Dr Alexandre Giancoli, especializado em defender empregados PJ e terceirizados fala para mais portais sobre as desvantagens da terceirização

 

Aprovação da PL 4330

Após a aprovação do plenário, o projeto que regulamenta a terceirização de empregados nas mais diversas empresas e setor público, ainda causa muitas dúvidas e críticas.

O próprio Procurador do Trabalho, Carlos Eduardo de Azevedo Lima já deixou pública a sua opinião contrária e, claro, os trabalhadores já se movimentam pelo país temendo por demissões em massa já que a contratação, por parte das empresas, de serviços terceirizados tem valor menor que o investido hoje em profissionais contratados diretamente no regime CLT.

Foi aprovado pelo plenário, na terça-feira 07 de abril, a urgência do projeto que regulamenta a terceirização de trabalhadores nas mais diversas empresas e setor público.  O que acontece a partir de agora e no que isso interfere na vida dos empregados CLT é que é a questão.

Por 316 votos a favor, 166 contra e 3 abstenções, a urgência do projeto que regulamenta a terceirização na iniciativa privada e nas empresas públicas e de economia mista foi aprovada.

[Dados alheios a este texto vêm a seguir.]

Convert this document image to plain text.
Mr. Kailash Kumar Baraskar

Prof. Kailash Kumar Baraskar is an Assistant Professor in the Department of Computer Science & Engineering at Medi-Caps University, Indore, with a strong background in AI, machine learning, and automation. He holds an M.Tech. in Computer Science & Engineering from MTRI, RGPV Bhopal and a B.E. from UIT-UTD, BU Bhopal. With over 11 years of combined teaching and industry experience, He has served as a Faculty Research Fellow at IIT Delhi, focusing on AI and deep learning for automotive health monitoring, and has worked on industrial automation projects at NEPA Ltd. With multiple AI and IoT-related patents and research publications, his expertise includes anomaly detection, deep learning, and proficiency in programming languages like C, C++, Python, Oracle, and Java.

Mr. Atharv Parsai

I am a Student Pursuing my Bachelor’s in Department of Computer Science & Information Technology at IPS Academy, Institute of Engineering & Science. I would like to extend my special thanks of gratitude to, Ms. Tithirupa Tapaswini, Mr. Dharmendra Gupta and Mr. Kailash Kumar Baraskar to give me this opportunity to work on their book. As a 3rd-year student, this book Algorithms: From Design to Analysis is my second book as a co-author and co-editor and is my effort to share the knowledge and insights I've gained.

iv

Trata-se do Projeto de Lei 4330/04 que define uma série de regras para o serviço terceirizado no país.

O ponto principal do PL4330, e que vem gerando enorme discussão, é a possibilidade de se permitir que todo e qualquer empregado possa ser terceirizado pelas empresas, independentemente da função que exerce na mesma.

Muitos criticam o projeto como o Procurador do Trabalho, Carlos Eduardo de Azevedo Lima e, claro, os trabalhadores que já temem por demissões em massa para contratação, por parte das empresas, de serviços terceirizados que tem valor menor que o investido hoje em profissionais contratados diretamente no regime CLT.

Para Dr. Alexandre Giancoli,  especializado em defender empregados PJ e terceirizados, do escritório GOC Advogados, a aprovação do PL4330 acarretará muitos prejuízos aos trabalhadores, pois as empresas, ao invés de contratar e registrar diretamente um empregado, irão simplesmente terceirizá-lo, pagando salários e benefícios bem inferiores.

Em continuação, explica o advogado, atualmente a Súmula 331, do Tribunal Superior do Trabalho, restringe as possibilidades de terceirização dos serviços, ou seja, apenas algumas atividades, como vigilância, limpeza e as que não se relacionam à finalidade do empregador podem ser contratadas de tal forma. Com a aprovação do PL 4330, qualquer trabalhador poderá ser contratado por uma empresa terceirizada, não sendo mais necessário o registro em carteira por aquele que utiliza diretamente os seus serviços.

Nesse sentido, um bancário, por exemplo, poderá ser registrado por uma empresa terceirizada (não mais pelo Banco) e, com isso, passar a receber um salário inferior ao que possuía antes e perdendo ou reduzindo os benefícios da categoria que possuía, como PLR, plano de saúde, VR, reajuste salarial, etc.

 

Fontes: SP Jornal e São Paulo Times.